In recent days, both Bronn and I have examined where and how Mike Woodson has helped develop, failed to develop, or been vindicated of not developing certain players. We may be reaching overkill on this subject when the fact stands that if you have not made up your mind on Mike Woodson then you are not really watching the games. If five years with the same coach can get you anything, it is firm, stubborn opinions on the coaching.
Still, I came upon an excellent article by Tom Ziller over at Fanhouse looking at how teams respond to dreadful seasons. Ziller looked at teams with 19 or fewer wins (hello, 04-05 Hawks) and examined the rate at which these teams improve. It should be noted getting to 19 or fewer wins is not common with every rebuilding process. Only five percent of all seasons even qualify.
Also, a team on average wins almost 29 games following their low point season (the Hawks won 26), and Ziller adds a final point that matches the Hawks progress from the 13 win debacle.

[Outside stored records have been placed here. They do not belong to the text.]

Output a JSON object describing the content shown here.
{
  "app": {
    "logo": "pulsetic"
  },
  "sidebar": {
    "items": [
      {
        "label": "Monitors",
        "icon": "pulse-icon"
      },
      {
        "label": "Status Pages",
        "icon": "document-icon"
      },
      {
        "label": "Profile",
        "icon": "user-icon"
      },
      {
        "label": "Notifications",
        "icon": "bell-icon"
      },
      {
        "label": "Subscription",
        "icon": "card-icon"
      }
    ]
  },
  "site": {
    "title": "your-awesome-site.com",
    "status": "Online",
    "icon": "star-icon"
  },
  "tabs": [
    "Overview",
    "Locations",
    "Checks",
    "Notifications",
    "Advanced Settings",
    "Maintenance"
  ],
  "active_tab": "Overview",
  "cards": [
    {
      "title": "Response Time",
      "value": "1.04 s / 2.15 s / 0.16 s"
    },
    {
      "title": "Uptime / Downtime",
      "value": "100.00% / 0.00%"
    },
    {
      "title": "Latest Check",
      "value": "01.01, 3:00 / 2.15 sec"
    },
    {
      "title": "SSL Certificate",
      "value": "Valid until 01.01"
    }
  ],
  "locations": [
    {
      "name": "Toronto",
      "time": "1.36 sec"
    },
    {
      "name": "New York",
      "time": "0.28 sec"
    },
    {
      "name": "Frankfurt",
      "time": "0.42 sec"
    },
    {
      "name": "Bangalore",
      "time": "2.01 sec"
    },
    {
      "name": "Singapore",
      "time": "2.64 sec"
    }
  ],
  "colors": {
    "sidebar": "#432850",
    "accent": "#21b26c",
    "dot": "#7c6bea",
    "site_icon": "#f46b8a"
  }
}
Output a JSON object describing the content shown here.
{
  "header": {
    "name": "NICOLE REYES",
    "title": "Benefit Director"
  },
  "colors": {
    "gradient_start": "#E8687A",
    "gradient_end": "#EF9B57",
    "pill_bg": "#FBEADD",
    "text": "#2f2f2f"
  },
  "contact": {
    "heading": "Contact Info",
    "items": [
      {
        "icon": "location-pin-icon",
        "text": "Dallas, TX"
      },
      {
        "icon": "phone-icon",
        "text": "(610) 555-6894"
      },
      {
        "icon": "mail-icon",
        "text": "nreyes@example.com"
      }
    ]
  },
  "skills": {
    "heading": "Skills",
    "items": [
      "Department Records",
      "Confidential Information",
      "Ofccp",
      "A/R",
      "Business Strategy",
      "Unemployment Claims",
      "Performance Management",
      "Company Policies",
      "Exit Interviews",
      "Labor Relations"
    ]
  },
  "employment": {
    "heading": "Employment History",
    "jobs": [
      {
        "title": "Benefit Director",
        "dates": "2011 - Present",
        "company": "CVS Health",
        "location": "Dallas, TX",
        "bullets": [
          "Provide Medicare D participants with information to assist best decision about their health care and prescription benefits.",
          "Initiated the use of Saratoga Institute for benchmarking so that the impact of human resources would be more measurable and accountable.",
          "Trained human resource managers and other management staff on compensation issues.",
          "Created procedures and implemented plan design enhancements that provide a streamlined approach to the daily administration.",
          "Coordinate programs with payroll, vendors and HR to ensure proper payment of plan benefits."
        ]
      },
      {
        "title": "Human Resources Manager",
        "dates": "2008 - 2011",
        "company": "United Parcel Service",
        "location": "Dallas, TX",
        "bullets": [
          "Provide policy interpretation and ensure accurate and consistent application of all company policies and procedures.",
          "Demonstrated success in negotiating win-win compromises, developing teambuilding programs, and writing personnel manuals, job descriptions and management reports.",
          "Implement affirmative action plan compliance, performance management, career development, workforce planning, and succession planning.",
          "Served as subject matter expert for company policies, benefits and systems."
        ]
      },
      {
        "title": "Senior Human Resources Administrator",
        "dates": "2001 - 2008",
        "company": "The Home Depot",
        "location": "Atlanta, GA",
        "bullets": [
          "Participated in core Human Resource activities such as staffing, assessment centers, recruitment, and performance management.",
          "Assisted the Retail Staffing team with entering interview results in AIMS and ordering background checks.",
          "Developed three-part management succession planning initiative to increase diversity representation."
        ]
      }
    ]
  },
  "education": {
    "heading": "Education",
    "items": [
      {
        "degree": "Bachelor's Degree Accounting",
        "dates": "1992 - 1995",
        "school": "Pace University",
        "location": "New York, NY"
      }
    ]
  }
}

As you can see, most teams do not stick around the deep cellar for long: the average win total for teams following a 19-wins-or-less season is 26.9 wins. If you consider teams with records that fall between 38-44 and 44-38 to be average, then it takes (on average) sub 20-win teams only four years to get to that level. One team -- the Mavericks -- took some eight seasons to get from awful (11 wins in 1993) to better than .500 (53 wins in 2001). Every other sub 20-win team got there more quickly.
All this is to say, the Hawks rebuilding process is normal at best and slow at worst. Should Mike Woodson take more credit for being able to whether questionable coaching ability and keep his job or for not coaching the team to worst results than average rebuilding process?
In the end, I think it means three things. Mike Woodson has been adequate or average or whatever word you want to use as the Hawks head coach. Coaches don't really matter that much when you have middle of the pack skill and depth. And the Hawks have much bigger decisions to make as to how far this talent and skill can take the team when Joe Johnson and possibly Marvin Williams are unrestricted free agents in 2010 than they do with Mike Woodson and his unrestricted status the same year.